Он поднял голову. Все вокруг было черно, все погасло; неосвещенный театр казался ему трупом того театра, который он видел живым. Сторож прогуливался в молчании и одиночестве, словно страж смерти; не было ни люстр, ни оркестра, ни блеска, ни шума.
И только чей-то голос журчал у него над ухом:
— Гражданин! А гражданин! Что это вы тут делаете? Ведь вы в Опере, гражданин; тут спят — что верно, то верно, — но лежать тут не положено.
Гофман посмотрел наконец в ту сторону, откуда доносился голос, и увидел старушонку: она дергала его за воротник редингота.
Это была капельдинерша партера: не зная, каковы намерения этого упрямого зрителя, она не хотела уходить, не убедившись в том, что и он уходит.
Вырванный из своего сна, Гофман, не оказал ни малейшего сопротивления; он вздохнул и встал, шепча имя Арсены.
— Ну да, Арсена, — сказала старушка, — Арсена! И вы туда же, молодой человек, — влюблены в нее, как и все. Это большая потеря для Оперы, а особенно для нас, для капельдинерш.
— Для капельдинерш? — переспросил Гофман, в восторге оттого, что наткнулся на человека, который может поговорить с ним об Арсене. — А вам-то какая разница — в театре Арсена или нет?

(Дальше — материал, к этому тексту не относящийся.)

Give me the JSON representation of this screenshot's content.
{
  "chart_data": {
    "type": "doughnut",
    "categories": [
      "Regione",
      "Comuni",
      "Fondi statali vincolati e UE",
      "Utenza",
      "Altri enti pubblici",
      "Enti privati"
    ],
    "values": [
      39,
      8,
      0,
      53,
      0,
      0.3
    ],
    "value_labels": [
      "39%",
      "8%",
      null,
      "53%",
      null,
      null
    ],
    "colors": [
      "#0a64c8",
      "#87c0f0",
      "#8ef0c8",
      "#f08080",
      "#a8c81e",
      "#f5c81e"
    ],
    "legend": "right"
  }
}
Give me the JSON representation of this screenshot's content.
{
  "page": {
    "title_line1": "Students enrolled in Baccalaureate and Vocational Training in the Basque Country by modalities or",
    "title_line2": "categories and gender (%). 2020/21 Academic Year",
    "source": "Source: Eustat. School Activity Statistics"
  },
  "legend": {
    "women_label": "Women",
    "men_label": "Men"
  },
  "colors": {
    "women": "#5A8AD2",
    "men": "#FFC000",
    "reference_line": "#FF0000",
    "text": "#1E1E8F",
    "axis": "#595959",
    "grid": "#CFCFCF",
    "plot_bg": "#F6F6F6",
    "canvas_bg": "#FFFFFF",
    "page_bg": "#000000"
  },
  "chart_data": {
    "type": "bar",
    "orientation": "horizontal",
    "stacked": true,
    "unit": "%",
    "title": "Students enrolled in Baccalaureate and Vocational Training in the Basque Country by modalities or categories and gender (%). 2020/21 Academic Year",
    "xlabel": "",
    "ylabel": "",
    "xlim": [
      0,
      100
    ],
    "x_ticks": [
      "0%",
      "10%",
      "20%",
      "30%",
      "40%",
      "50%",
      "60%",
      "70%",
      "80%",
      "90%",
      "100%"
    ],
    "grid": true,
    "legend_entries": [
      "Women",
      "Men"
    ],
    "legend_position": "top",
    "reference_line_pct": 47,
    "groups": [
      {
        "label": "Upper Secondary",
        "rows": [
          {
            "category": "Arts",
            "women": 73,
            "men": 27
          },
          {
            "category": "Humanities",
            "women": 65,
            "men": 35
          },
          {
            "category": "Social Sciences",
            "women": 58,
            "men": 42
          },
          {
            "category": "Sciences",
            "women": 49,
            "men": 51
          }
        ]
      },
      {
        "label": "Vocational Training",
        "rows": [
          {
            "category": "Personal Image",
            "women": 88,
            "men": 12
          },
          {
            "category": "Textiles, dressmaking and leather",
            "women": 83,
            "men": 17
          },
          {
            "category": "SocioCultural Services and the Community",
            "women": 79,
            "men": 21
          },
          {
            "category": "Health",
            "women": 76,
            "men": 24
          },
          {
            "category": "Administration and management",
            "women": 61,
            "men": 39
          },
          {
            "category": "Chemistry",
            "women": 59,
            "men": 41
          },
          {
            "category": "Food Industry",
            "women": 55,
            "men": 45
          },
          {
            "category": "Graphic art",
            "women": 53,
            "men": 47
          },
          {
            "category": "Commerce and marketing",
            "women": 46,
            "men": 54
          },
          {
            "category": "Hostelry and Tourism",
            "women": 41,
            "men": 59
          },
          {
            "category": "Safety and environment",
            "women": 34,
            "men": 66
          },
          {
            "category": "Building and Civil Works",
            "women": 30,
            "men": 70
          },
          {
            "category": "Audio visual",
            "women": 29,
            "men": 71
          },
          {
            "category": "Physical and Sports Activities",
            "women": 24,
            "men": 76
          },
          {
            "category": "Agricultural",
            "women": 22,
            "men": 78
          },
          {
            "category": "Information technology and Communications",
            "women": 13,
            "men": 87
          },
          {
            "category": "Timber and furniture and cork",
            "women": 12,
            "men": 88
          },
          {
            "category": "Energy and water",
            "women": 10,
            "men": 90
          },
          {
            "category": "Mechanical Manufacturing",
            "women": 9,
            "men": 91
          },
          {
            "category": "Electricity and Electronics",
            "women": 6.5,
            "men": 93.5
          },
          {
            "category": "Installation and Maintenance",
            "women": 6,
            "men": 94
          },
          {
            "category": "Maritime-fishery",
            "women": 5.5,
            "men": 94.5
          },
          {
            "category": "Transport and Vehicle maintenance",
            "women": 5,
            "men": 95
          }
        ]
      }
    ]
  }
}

— Еще бы! Тут и понимать-то нечего: во-первых, когда она танцевала, зал был битком набит и мы получали еще за приставные сиденья, стулья и скамеечки: в Опере за все надо денежки платить. Ну вот, нам и платили за приставные скамеечки, стулья и сиденья, — это и был наш доходец. Я говорю «доходец», — с хитрым видом прибавила старушка, — потому что по сравнению с ним, сами понимаете, гражданин, был и доход побольше.
— Побольше?
— Да.
И старуха подмигнула Гофману.
— А что это был за доход побольше? Объясните, пожалуйста, добрая женщина.
— Большой доход шел от тех, кто об ней расспрашивал, кто хотел узнать ее адрес, кто просил передать ей записку. На все были свои цены, сами понимаете; столько-то за разные сведения, столько-то за адрес, столько-то за письмецо; мы получали свои денежки, ну и жили прилично.
И старуха испустила вздох, который смело можно было бы сравнить с тем вздохом, который испустил Гофман в начале приведенного нами разговора.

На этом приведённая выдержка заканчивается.